Children Lead the Search for Spiritual Truths
Just give them love and structure, then get out of the way, says author
BY: Nancy Haught
Religion News Service
Most parents have had the experience of being humbled by their children. Maybe it was the kid who saved his allowance for months to buy a coveted video game and then, almost out of the blue, gave the money to a homeless shelter. Or maybe it was the child who agonized all weekend over being cool enough to fit in and, come Monday morning, befriended a playground pariah.
These moments, which sometimes seem so out of character, may be glimpses into a child's true character, into what educator Marsha Sinetar calls "spiritual intelligence."
We are all born with it, she says, but many of us lose it on the road to adulthood. If we can learn to recognize it in our children, we may learn to nurture it in them and revive it in ourselves.

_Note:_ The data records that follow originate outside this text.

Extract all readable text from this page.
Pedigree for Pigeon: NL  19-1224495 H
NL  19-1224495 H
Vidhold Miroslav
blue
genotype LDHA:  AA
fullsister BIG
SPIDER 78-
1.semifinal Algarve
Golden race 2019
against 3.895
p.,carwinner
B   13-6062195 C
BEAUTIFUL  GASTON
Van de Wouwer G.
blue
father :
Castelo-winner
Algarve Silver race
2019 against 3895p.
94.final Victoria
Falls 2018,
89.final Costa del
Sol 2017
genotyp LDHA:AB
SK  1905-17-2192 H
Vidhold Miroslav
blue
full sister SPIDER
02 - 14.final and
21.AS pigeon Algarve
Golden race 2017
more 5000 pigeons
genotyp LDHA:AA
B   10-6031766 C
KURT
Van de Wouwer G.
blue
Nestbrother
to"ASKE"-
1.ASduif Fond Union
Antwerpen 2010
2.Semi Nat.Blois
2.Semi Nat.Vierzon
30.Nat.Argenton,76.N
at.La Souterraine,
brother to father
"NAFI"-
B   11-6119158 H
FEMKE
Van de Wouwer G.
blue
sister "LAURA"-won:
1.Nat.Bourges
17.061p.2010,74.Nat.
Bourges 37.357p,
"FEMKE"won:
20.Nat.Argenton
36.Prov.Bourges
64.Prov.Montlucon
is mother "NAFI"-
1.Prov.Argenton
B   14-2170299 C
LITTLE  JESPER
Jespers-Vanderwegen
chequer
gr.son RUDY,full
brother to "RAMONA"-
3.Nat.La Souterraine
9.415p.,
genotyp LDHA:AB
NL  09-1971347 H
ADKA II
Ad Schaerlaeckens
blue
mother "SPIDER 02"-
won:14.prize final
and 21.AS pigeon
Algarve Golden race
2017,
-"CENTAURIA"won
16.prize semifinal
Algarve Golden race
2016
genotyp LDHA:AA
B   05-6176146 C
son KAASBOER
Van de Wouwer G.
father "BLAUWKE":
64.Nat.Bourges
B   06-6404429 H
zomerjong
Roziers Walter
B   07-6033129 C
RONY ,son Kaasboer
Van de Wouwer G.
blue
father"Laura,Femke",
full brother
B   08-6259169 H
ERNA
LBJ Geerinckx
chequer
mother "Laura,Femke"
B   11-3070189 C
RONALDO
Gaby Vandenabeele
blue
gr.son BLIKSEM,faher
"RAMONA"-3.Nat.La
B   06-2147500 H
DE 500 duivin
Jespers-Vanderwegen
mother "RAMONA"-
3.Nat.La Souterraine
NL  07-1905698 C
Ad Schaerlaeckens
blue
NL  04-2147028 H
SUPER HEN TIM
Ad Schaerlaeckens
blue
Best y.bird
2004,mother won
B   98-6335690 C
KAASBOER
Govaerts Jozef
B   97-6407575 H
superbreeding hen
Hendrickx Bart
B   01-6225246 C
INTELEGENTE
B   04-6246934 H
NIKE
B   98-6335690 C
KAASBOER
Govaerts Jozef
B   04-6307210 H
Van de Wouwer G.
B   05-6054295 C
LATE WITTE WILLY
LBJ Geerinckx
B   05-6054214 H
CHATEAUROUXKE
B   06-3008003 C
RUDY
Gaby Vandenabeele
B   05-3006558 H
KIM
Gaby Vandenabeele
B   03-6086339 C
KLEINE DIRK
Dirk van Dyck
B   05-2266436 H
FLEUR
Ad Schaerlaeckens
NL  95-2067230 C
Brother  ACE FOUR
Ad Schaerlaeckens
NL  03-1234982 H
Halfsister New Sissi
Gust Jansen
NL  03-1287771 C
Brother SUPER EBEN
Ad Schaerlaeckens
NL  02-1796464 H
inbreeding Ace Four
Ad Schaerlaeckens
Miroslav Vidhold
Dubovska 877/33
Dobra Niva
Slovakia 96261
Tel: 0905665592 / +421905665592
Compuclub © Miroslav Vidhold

Sinetar, in her book "Spiritual Intelligence: What We Can Learn From the Early Awakening Child" (Orbis Books), defines spiritual intelligence as a "heightened awareness" that results in a range of virtues that many parents believe must be instilled in children: insight, intuition, creativity, compassion, strong moral conviction, inner authority, and an unwavering sense of vocation or purpose.
Sinetar believes that all children show signs of spiritual intelligence and its attendant virtues. But she argues that some exceptional children--she calls them "early awakeners"--are so consistent in their insights or behavior that adults refer to them as "little old souls" or remark that they are "wise beyond their years."
"Certain blessed children display such hunger for some sacred idea or truth burning within that they, or at least selected patterns of behavior, can be guides," she writes. "The young can show us how to express our own spiritual truths."